Joko Prianto mengatakan, "Kita bongkar karena dari pihak kepresidenan mengutus stafnya untuk berdialog dengan kita, makanya sebagai bentuk kepercayaan kami terhadap pemerintah mampu menyelesaikan konflik yang ada di Kendeng terutama tentang penolakan pabrik semen."
Joko menambahkan aksi pengecoran kaki dengan semen ini merupakan simbol penegasan kepada Pemerintah bahwa hadirnya semen di wilayah pertanian pegunungan Kendeng, Jawa Tengah, dapat memasung dan merusak sumber kehidupan.
Mulai hari Selasa (12/4) sembilan perempuan itu melakukan aksi di depan Istana Negara Jakarta dengan menyemen kaki mereka dalam kotak kayu berukuran 100 X 40 sentimeter . Aksi serupa kembali dilakukan oleh mereka pada hari Rabu (13/4).
Selama berada di Jakarta, Sukinah, Supini, Murtini, Surani, Kiyem, Ngatemi, Karsupi, Deni, dan Rimabarwati menginap di kantor Lembaga Bantuan Hukum (LBH) Jakarta. Mereka merupakan para petani sepanjang pegunungan Kendeng yaitu Rembang, Pati, dan Grobogan, Jawa Tengah.

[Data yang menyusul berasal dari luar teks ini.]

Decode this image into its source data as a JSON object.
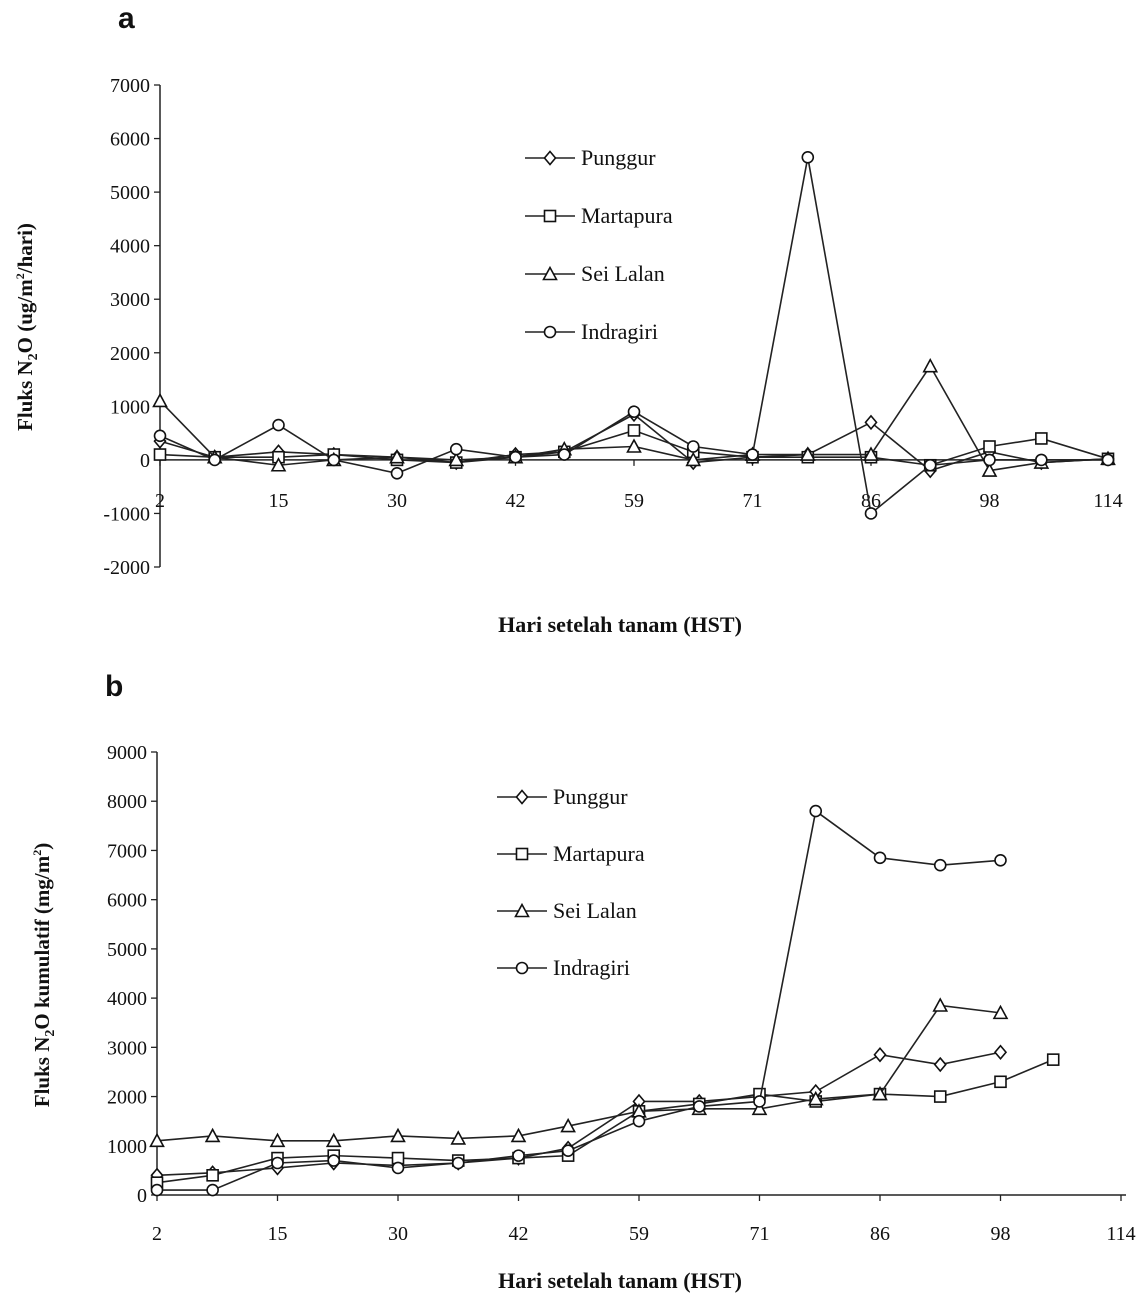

Deni, salah seorang ibu berusia 28 tahun asal Grobogan yang ikut dalam aksi tersebut mengatakan pegunungan Kendeng adalah lumbung pangan masyarakat , dan di wilayah tersebut juga ada mata air. Menurutnya, adanya galian-galian pabrik semen membuat banyak daerah menjadi kekeringan dan dia sangat takut jika sumber air di desanya akan habis.
"Kami ingin suara kami didengar. Selamatkan alam kita. Kami ingin selamatkan bumi pertiwi ini," tutur Deni.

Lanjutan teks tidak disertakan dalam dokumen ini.